Quickly Phil’s first dispute was having to do a modern review of that Marvel comic production Captain America: Civil War mentioned above rather than the one Greg Green rightly assigned to me Humphrey Bogart’s lesser film Deadline-USA. He actually did an okay job on the film including what will be a classic line about Captain America having the brain of sea-pod despite his brawny exterior. I, in turn, this according to Greg himself, gave a very good account of myself on the Bogie article. That is what has me steamed this time when Phil once again assumed that somebody not born in 1930 or so could ever do justice, could ever have any insights into those by-gone productions like the classic screwball comedy Bringing Up Baby where Cary Grant and Katharine Hepburn playing somewhat against type sparkled up the screen with their antics and budding romance.          

Yeah that haughty, I am being nice to the bastard now, attitude has driven me to distraction young as I in this publication business. Phil has obviously not seen fit to read my previous introduction or decided to consciously ignore that information when I gave my “credentials” for be able, young as I am, to do a review on a Bogie film. I had been reared by black and white film crazed parents who from an early age carted me off to various film festival retrospectives both in college and later. I, in my turn, when I came off age would go myself, and later with various cheap date dates to my own slew of such features. I say again for Phil or anybody else I don’t need some certificate to prove that I can write intelligently about Bogie or about the golden age of screwball comedy. An age when the likes of Preston Sturgis, George Cukor, and the director here Howard Hawks made America laugh at itself for a few minutes in the heat of the 1930s Greta Depression and later the slogging through World War II that my grandparents and great-grandparents went through. WTF how hard is that to understand . Kenny Jacobs] 
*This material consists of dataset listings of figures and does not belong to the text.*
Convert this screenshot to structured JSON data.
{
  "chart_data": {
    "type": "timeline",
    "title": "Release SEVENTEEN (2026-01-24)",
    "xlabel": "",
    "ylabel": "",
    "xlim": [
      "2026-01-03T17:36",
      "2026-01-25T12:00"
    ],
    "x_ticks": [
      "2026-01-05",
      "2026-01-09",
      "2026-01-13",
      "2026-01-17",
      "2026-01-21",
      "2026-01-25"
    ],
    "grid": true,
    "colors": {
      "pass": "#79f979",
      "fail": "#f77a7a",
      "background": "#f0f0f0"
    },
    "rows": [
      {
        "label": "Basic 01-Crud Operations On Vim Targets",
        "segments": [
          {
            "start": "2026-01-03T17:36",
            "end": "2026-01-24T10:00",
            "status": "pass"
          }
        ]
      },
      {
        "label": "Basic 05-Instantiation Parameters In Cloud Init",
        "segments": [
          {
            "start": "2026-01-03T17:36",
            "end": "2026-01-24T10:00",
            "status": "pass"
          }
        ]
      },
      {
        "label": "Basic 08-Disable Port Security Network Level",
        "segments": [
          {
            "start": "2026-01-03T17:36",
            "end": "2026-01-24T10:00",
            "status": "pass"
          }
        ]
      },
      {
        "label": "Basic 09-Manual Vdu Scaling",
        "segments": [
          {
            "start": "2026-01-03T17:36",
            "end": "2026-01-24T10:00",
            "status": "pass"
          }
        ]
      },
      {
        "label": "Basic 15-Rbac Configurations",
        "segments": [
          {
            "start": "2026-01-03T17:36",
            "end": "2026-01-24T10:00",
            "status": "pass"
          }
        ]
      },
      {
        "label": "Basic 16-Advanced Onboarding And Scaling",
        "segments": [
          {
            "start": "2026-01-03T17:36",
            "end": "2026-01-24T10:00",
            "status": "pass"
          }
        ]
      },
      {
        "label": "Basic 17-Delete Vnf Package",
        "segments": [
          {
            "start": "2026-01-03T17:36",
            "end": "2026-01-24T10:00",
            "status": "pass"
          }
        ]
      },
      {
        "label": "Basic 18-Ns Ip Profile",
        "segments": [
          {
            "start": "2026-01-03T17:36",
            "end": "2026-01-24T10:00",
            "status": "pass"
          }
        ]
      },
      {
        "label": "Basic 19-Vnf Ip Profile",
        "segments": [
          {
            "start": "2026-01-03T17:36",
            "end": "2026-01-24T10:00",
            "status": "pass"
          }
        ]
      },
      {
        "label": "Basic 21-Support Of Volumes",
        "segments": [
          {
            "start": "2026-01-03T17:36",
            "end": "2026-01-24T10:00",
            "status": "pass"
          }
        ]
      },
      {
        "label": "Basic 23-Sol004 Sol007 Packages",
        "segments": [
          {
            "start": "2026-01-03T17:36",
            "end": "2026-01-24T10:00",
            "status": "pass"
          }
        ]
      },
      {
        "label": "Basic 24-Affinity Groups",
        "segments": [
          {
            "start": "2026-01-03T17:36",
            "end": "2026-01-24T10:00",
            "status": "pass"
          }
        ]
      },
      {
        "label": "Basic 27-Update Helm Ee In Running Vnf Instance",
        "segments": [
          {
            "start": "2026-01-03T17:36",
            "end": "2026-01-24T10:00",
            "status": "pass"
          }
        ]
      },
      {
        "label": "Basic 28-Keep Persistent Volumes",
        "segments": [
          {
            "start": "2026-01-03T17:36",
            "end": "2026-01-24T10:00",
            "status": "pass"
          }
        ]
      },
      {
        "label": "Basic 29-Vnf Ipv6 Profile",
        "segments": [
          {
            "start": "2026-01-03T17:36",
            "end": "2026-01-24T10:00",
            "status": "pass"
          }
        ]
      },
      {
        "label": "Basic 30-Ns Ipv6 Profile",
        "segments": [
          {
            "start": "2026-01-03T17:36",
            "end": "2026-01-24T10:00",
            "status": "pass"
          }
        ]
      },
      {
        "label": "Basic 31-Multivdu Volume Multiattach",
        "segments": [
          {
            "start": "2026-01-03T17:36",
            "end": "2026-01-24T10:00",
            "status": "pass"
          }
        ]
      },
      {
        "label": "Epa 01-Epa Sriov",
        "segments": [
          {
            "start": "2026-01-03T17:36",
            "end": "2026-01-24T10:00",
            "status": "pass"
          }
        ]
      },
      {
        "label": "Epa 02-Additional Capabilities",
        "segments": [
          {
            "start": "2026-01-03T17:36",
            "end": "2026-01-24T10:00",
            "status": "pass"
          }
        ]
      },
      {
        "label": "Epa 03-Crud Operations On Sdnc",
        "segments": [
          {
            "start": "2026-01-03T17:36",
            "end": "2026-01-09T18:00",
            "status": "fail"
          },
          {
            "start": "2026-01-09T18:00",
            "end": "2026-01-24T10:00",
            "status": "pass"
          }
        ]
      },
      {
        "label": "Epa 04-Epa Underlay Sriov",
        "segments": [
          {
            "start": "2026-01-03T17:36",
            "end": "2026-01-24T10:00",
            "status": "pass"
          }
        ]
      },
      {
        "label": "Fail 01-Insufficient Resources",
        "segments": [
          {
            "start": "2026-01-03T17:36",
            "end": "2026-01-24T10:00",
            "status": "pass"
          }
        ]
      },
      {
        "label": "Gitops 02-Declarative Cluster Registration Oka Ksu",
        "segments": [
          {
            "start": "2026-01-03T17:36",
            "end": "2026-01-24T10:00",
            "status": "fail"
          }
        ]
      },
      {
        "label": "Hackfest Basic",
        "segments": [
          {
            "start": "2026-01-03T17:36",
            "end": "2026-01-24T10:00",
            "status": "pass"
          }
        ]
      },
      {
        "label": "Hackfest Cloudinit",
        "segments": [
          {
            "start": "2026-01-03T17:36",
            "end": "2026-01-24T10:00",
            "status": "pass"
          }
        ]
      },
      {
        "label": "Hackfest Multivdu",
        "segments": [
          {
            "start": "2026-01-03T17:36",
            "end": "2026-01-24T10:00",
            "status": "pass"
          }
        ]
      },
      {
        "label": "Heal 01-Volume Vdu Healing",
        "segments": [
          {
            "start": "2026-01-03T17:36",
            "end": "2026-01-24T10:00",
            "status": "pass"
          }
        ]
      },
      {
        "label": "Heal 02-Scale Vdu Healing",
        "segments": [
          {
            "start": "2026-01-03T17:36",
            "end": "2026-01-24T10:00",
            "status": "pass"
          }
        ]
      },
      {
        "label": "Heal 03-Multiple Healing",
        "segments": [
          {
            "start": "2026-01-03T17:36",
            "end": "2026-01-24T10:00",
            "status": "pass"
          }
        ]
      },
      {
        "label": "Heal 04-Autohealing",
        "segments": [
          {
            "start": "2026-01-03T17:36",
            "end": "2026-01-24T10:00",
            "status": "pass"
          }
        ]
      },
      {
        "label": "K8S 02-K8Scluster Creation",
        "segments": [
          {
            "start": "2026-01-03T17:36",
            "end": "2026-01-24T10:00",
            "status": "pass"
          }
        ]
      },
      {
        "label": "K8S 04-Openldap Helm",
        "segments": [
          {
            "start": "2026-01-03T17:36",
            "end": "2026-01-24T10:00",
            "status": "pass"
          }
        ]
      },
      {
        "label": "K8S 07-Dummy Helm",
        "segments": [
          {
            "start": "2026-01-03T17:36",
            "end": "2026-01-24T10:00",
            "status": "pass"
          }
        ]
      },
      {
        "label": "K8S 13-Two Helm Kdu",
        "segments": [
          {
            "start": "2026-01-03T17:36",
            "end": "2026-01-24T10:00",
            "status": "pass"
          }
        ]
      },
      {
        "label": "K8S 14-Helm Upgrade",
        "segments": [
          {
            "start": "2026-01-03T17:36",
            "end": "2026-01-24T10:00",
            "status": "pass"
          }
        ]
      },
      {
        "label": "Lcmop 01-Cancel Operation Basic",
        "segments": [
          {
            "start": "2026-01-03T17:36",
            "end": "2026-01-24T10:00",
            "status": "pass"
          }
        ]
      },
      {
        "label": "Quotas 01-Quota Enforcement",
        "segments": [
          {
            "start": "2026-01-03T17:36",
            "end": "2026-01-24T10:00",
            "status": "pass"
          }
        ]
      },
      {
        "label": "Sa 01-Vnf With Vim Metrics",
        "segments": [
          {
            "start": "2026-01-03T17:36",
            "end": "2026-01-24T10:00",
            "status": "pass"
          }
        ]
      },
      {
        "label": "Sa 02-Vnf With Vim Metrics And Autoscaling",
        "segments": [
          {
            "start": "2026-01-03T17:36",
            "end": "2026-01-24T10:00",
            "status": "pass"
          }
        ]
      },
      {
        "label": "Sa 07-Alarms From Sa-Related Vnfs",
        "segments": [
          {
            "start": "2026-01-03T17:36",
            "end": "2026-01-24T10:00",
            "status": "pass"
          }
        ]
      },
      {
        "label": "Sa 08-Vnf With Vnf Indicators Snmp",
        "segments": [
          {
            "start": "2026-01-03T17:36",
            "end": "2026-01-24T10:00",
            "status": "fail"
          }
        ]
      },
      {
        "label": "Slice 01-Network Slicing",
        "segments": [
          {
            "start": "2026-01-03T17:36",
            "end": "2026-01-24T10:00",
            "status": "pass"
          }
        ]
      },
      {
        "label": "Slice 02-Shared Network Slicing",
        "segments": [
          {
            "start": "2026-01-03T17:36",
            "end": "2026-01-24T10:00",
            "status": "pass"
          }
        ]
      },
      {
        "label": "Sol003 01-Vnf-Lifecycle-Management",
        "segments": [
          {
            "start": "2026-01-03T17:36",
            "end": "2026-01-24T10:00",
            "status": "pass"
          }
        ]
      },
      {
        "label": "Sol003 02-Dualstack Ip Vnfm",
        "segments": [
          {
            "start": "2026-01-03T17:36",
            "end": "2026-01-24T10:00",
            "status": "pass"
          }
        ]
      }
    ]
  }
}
I had to laugh when I read Phil Larkin’s review of The Avengers since he gave it short shrift in the story-line department. Wrote the whole thing as some kind of ghoulish nightmare in about three lines so what he really wanted to write about was the “injustice” done to him-again. Which is maybe why Greg wanted me to do the Bringing Up Baby. Wanted to get more than three lines about the actual film he was reviewing. Of course with Baby, with any film you can do a sabotage job dismissing a film in a few words. You can also get the kernel of truth the film is trying to get at as well.

Here you have goof paleontologist Huxley, maybe vibes of Aldous, played by Cary Grant playing a little against type, fussing over finishing the construction of his pet project dinosaur bones getting that one last piece. Strangely just the day before he is to get married to his wet blanket assistant who only apparently wants him for his brain and fame potential. No way is Cary going to marry that person so let’s segue into later when to hustle some hard cash to finish up the project he winds up on a golf course trying to hustle dough from a rich matron’s lawyer. Enter poor little holy goof rich girl Susan, played by Katharine Hepburn playing pretty far from type and which ended up with poor box office haunting her career for a couple of years until she got all wistful and delightful in The Philadelphia Story. From that first meeting the pair exchange, mainly her exchange, a comedy of errors including a lot of dipsy-doodle around a dog and that last piece dinosaur bone. But you know as well as I do that through all the misadventures that holy goof Susan starts to grow on the good ancient bone goof Doctor. Of course there has to be one last pratfall by Susan to cement their mutual love with the poor innocent dinosaur taking a beating once more as if that millions of years ago extinction wasn’t humiliating enough. Short summary but more three lines to wrap up another Hollywood boy meets girl story that frankly was not hard for me to figure out or watch with interest. Touché Phil.